Beim Würzen ist mir die Idee gekommen beim nächsten mal eine Lake wie beim Räuchern zu machen, um die Forellen über Nacht einzulegen.

Hat das Von Euch schon mal jemand versucht?


----------



## Heiko-Roehrs (5. Juli 2009)

*AW: Forellen zum Gillen in Lake einlegen?*

hi ja wenn ich Forellen grille lege ich sie in eine Lake ein.

Mein Rezept dafür ist:

13 (+2)l Wasser
500g grobes Meersalz
6 feingehakte Knoblauch zehen
2 Karotten
1 Zwiebel
2 Lorbeerblätter
1 zweig Thymian
1 großes Bund Petrersilie
2 Würfel Brühe
10 Pfefferkörner

die 2 Liter Wasser zusammen mit allen Zutaten, außer dem Salz aufkochen und ca 20 min. köcheln lassen.
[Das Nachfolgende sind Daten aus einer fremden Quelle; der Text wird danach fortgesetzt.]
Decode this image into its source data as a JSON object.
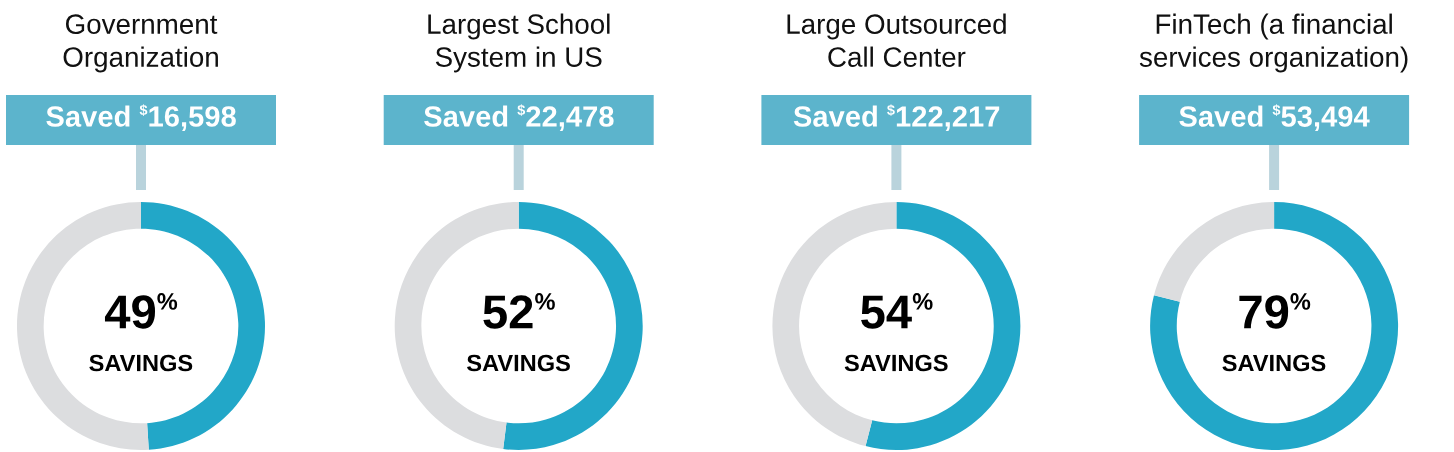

Das Salz mit dem Restwasser ich eine große Schale füllen und den aufgekochten Sut nach dem abkühlen dazu geben. 

Die Fische für 12 Std in den Sut einlegen. Dann kurz unter kaltem wasser abspülen und von innen und aussen noch etwas salzen und dann ab auf den Grill. 

oder wenns mal schnell gehen soll :

Fische salzen in Alufolie Petersilie und Thymian oder Zitronengras in den Bauch eine Knoblauchzehe dazu je 2-3 Butterflocken in den Bauch und unter sowie oben auf den Fisch. Paket verschnüren und druff auf´n Grill |supergri

Guten Appetit


----------